APPELLO DI MONDO IN CAMMINO
Il recente incendio sviluppatosi alla fine di aprile nella zone di esclusione di Chernobyl in Ucraina, impone la necessità di lanciare un appello urgente per la sua messa in sicurezza.
L’incendio ha incominciato a svilupparsi il 26 aprile (giorno, per ironia della sorte, dell’anniversario dell’incidente nucleare) e non il 28 come annunciato ufficialmente dalle autorità ucraine; è stato estinto il 2 maggio in mattinata ed ha riguardato un’estensione di 113 km2 e non solo di 4 km2 (28 volte di meno) come dichiarato dal primo ministro ucraino.
L’incendio ha sollevato in aria radionuclidi che si sono diffusi nei paesi vicini, in particolare in Bielorussia (in cui il pennacchio radioattivo è penetrato, in maniera composita, per oltre 60 km nella provincia di Narovlja in direzione di Mozyr) e Russia (interessando dapprima, per ragioni di contiguità, la provincia di Novozybkov della regione di Bryansk).
E’ difficile stabilire e prevedere la diffusione globale, ma una ricerca del Norvegian Institut for Air Research ha dimostrato che incendi di tale portata (come quelli avvenuti nel 2001, 2008, 2010) hanno mobilizzato dal 2 all’8% del Cesio137 liberato dall’incidente del 1986 e che le nuvole generatesi si sono spinte, al Nord, fino alla Scandinavia e, al Sud, fino alla Turchia.
A proposito della inevitabile diffusione degli aerosol radioattivi dell’ incendio, l’IRSN (Istituto di Radioprotezione e Sicurezza Nucleare) ha dichiarato che c’è da aspettarsi un aumento di 3 volte della radioattività in Francia, a partire dalle 2 settimane successive all’evento.
In ogni caso, tutti gli incendi, che si sviluppano nella zona di esclusione, sollevano radionuclidi, la cui successiva diffusione e deposito al terreno dipendono dalla vastità dell’incendio stesso, dalla porzione di area interessata (su 260.000 ettari, il 65-70% è rappresentato da foreste), dallo sviluppo in altezza e dagli eventi atmosferici (velocità del vento, precipitazioni).
Questo assunto rende scandaloso il fatto che non sia stata lanciata un’allerta alla popolazione presumibilmente coinvolta, tramite consigli riguardanti facili comportamenti quotidiani, raccomandazioni alimentari, elementari azioni per contrastare o antagonizzare i radionuclidi.

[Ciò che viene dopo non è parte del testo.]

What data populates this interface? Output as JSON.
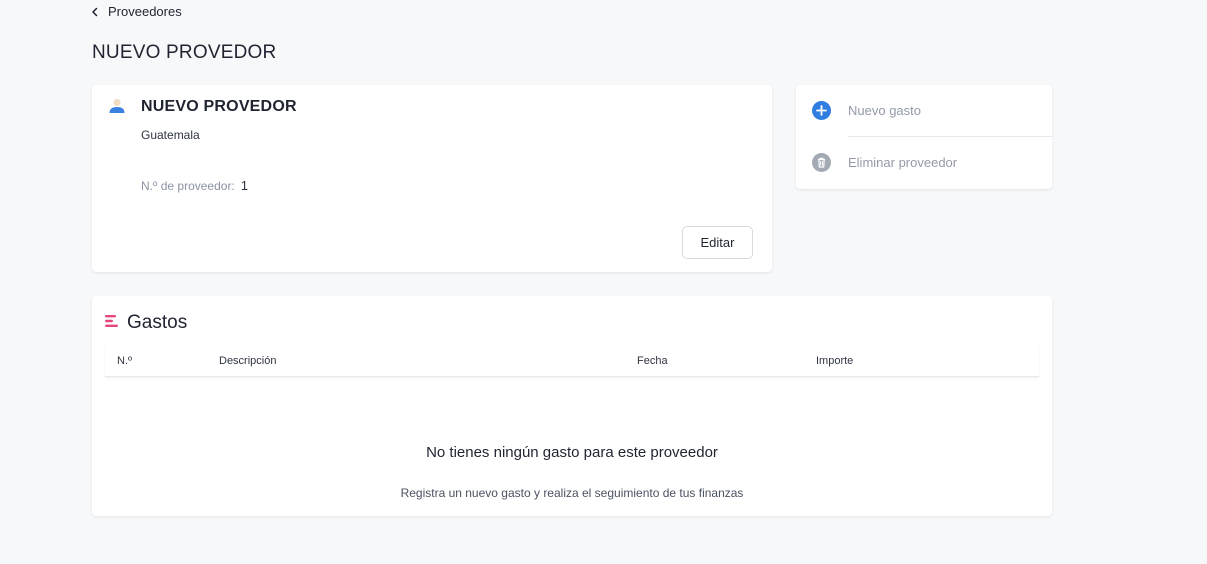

Questa minimizzazione dei rischi ha risposto alla necessità, da parte delle autorità, di fermare sul nascere possibili azioni di richiesta di risarcimento/indennizzo o compensazioni (come era già successo all’epoca dell’incidente, quando Kiev non era stata, appositamente, inclusa nell’area di interdizione) e, soprattutto, considerando che l’Ucraina si trova in una situazione di “economia di guerra”; contribuisce a facilitare le politiche di sostegno all’energia nucleare da parte della lobby atomica sulla base della legge truffa WHA 12-40 stipulata il 28 maggio 1959 fra AIEA e OMS; mette il silenziatore (come nel caso della Bielorussia dove le autorità hanno taciuto alla popolazione il fallout generatosi nelle province del Sud) a parole come radiazione, radionuclidi, fondo radioattivo per procedere senza problemi alla costruzione di nuove centrali (come, appunto, quella di Ostrovets in Bielorussia).
Preoccupante, inoltre, la pretesa e l’indirizzo “scientifico” (che si sposa con quello”istituzionale”) di fare passare come assoluti e incontestabili gli indici “di norma” della radioattività presente nell’aria: essi si rifanno soprattutto alla presenza del Cesio137 e quindi ad un fondo gamma.
In primo luogo indici “secondo norma” non escludono la presenza di contaminazione radioattiva (semplicemente è “a norma”). In secondo luogo la valutazione come gamma fondo non tiene conto della presenza di radionuclidi molto nocivi, come il plutonio e lo stronzio, che si rifanno ad un fondo alfa e beta.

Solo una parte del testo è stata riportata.